Wednesday, February 22, 2012

Beef Vs. Oil?

Dan Piller:
Retail gasoline prices have reached $4 per gallon on the east and west coasts and predictions abound that the rest of the country will suffer the same pain in a few weeks. Iowa’s prices remain in the $3.40 per gallon average.
Meanwhile cattle prices continue their flight into the market stratosphere, with slaughter-ready cattle up 18 cents per hundredweight to $128.90 and younger feeder cattle up 30 cents per hundredweight to $158.60. The high prices are caused by the smallest herd in the U.S. since the early 1950s and a surge in export demand.
Both cattle prices are up 25 percent from late 2011. Consumers who have seen hamburger prices rise by 20 percent at the supermarket last year and choice cuts up 10 percent or more are likely in for more increases and traders worry where the demand will begin to fade.
“The problem of consumer resistance to high beef prices will be partially influenced by ever rising retail gasoline prices. Having both prices work higher is not a good thing for beef,” trader Dennis Smith of Archer Financial Services in Chicago wrote Tuesday at the close of trading on the Chicago Board of Trade.
Jeff French at Top Third Ag Marketing in Chicago said “the cattle trade remains very concerned that high gas prices could kill domestic beef demand.
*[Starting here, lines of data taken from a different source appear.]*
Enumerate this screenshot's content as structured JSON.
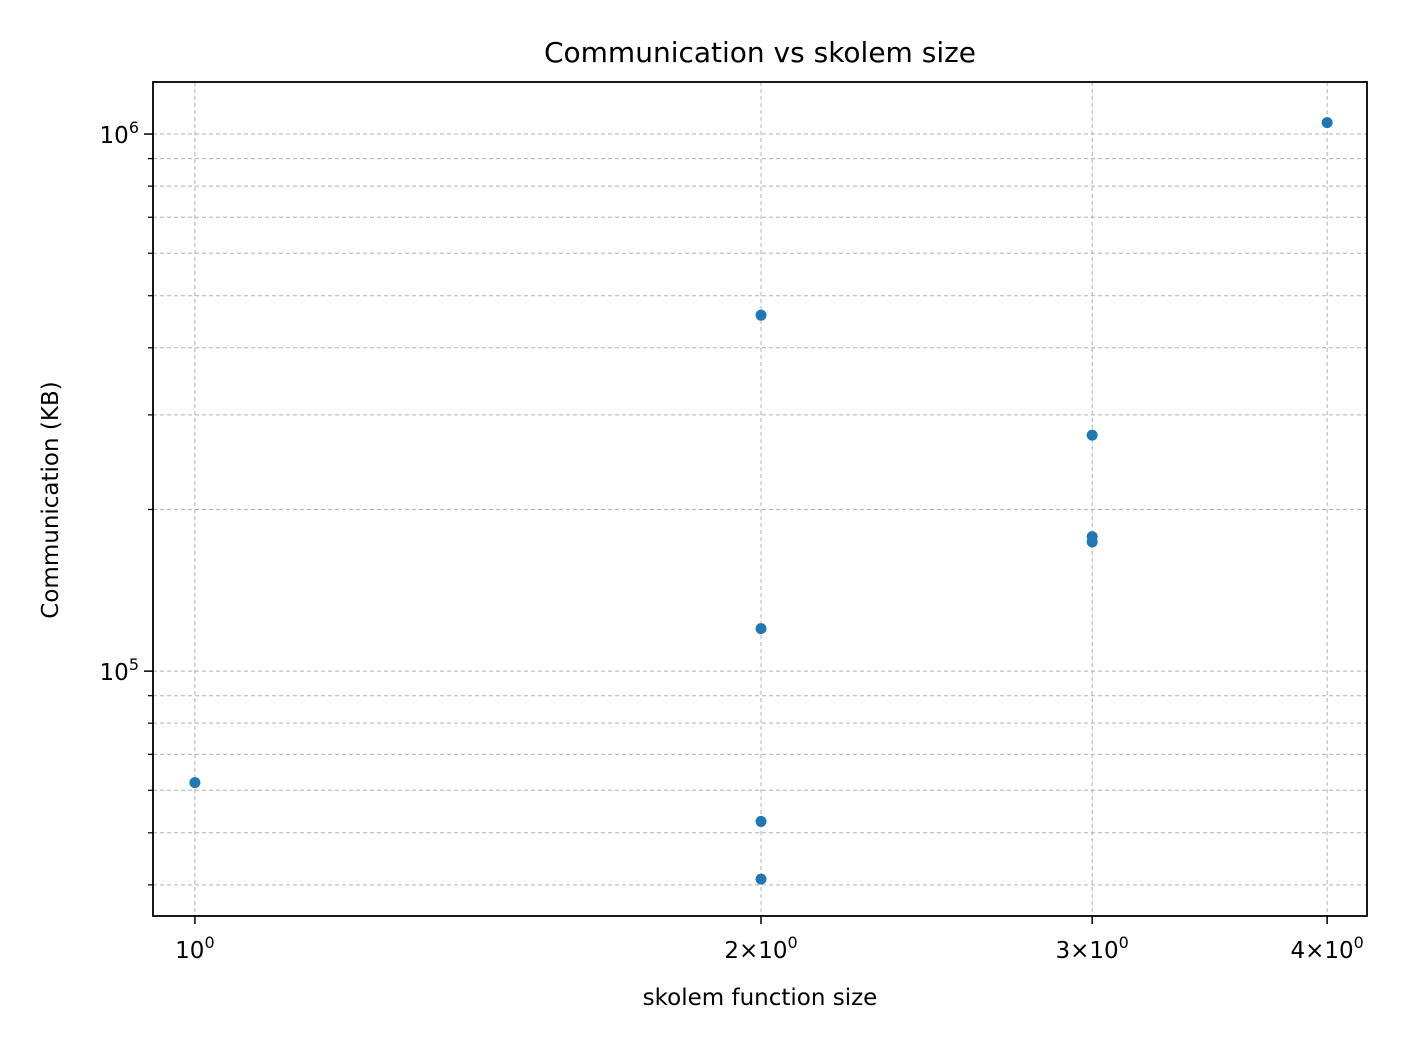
{
  "chart_data": {
    "type": "scatter",
    "title": "Communication vs skolem size",
    "xlabel": "skolem function size",
    "ylabel": "Communication (KB)",
    "xscale": "log",
    "yscale": "log",
    "xlim": [
      0.95,
      4.2
    ],
    "ylim": [
      35000,
      1250000
    ],
    "grid": true,
    "grid_style": "dashed",
    "color": "#1f77b4",
    "x_ticks": [
      {
        "value": 1,
        "base": "10",
        "exp": "0"
      },
      {
        "value": 2,
        "base": "2×10",
        "exp": "0"
      },
      {
        "value": 3,
        "base": "3×10",
        "exp": "0"
      },
      {
        "value": 4,
        "base": "4×10",
        "exp": "0"
      }
    ],
    "y_ticks": [
      {
        "value": 100000,
        "base": "10",
        "exp": "5"
      },
      {
        "value": 1000000,
        "base": "10",
        "exp": "6"
      }
    ],
    "y_minor_ticks": [
      40000,
      50000,
      60000,
      70000,
      80000,
      90000,
      200000,
      300000,
      400000,
      500000,
      600000,
      700000,
      800000,
      900000
    ],
    "points": [
      {
        "x": 1,
        "y": 62000
      },
      {
        "x": 2,
        "y": 460000
      },
      {
        "x": 2,
        "y": 120000
      },
      {
        "x": 2,
        "y": 52500
      },
      {
        "x": 2,
        "y": 41000
      },
      {
        "x": 3,
        "y": 275000
      },
      {
        "x": 3,
        "y": 178000
      },
      {
        "x": 3,
        "y": 174000
      },
      {
        "x": 4,
        "y": 1050000
      }
    ]
  }
}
The consumer does not have to eat beef but they do have to put gas in their vehicles to get to work.”
The large breeding stock selloff in Texas is going to continue impacting beef prices, at least until prices cause cattle numbers to increase.  Higher prices at the supermarket aren't good for cattlemen in the long term, but if somebody has fats to sell right now, things look pretty good.  But with consumers digging deeper for gas, something's got to give.